SDS PAGE analysis of recombinant thaumatin expression using 17.5% SDS-PAGE gel. Lane 1: Bio-Rad precision plus unstained (kDa); Lane 2: Thaumatin standard 37.5 mg/L; Lane 3: FM22 medium at 20 °C; Lane 4: FM22 medium at 25 °C; Lane 5: FM22 medium at 30 °C; Lane 6: BMGY medium at 20 °C; Lane 7: BMGY medium at 25 °C and Lane 8: BMGY medium at 30 °C. All samples measured are from the 100th hour of fermentation.

Table 4

Concentration levels of recombinant thaumatin II secreted into the media of induction pH 6.0 and grown at 20, 25 and 30 °C as quantified using SDS PAGE densitometric analysis at the end of fermentation.

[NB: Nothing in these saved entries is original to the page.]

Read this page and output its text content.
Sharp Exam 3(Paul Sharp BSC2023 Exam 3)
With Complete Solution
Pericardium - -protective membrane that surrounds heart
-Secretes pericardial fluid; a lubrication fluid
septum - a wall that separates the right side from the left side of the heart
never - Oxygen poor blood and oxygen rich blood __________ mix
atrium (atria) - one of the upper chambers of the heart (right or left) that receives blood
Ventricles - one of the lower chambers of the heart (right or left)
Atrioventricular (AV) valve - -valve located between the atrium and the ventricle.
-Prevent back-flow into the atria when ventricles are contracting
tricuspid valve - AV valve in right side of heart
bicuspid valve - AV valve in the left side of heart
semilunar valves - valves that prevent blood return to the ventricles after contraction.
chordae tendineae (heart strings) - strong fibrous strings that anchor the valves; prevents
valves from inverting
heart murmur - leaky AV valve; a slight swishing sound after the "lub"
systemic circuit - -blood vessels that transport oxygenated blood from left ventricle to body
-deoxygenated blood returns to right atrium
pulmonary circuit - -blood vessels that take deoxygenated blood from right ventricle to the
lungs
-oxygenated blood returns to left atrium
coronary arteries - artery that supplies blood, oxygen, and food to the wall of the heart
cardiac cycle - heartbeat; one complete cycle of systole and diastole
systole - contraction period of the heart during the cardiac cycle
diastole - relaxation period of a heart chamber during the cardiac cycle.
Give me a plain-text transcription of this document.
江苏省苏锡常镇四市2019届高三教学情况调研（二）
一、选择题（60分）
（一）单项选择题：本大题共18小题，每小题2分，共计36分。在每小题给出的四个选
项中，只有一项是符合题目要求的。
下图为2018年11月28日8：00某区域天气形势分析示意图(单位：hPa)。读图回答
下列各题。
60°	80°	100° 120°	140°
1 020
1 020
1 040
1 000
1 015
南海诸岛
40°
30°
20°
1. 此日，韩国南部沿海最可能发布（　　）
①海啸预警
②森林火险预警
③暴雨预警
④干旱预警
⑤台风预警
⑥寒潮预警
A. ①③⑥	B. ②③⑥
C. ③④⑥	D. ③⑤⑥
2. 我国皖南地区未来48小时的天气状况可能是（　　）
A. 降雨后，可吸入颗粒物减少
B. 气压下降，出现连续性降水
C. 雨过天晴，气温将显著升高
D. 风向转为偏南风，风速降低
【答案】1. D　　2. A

Media	Temperature [°C]	Thaumatin Concentration [mg/L]
BMGY	20	13.48
	25	36.35
	30	60.38
FM22	20	6.14
	25	15.09
	30	42.84

4. Conclusions

Recombinant protein production in Pichia pastoris can be limited by the complex secretory pathway due to the challenges it imposes on the process optimisation. Furthermore, the secretion yield of the protein can be greatly compromised by the intracellular processes which are directly influenced by the culture conditions selected during the cultivation. Hence, it is vital to know the culturing conditions that optimize bioproduction. This study is aimed at investigating the influence of pH and temperature on the growth of P. pastoris and the secretion yield of recombinant thaumatin II. In the current study, the production of recombinant thaumatin II was found to be influenced by external factors and operating conditions, such as media components, temperature, and pH. The culture conditions selected for this study, i.e., pH, and temperature were seen to influence both the growth of the P. pastoris Mut+ strain and the secretion levels of recombinant pre-pro thaumatin II in the media. To assess the influence of pH, fermentations were performed for six different media formulations commonly used in P. pastoris cultivation and were evaluated at pH 5.0 and 6.0 while maintaining the temperature at 30 °C. From the acquired data, it was observed that secretion levels for thaumatin were higher when grown at a pH of 6.0 and that the highest yields were achieved for BMGY, FM22 and BSM at 62.79, 43.29 and 42.77 mg/L of thaumatin II, respectively. The temperature of the culture medium during the induction of protein expression is identified as a crucial factor that influences the productivity of the cells in heterologous protein production. To assess the influence of temperature on the P. pastoris growth and secretion yield of thaumatin II, induction phases were performed at 20, 25 and 30 °C with an induction pH of 6.0 for the most promising media, i.e., BMGY and FM22. These experiments demonstrated the highest levels of thaumatin at 30 °C and a clear decrease with decreasing temperatures. Based on these results, it can be concluded that the optimal culturing conditions are achieved at a pH of 6.0 and a temperature of 30 °C. Interestingly, the results demonstrated that the trends observed from the qualitative effects of both temperature and pH occurred in all the media that were investigated.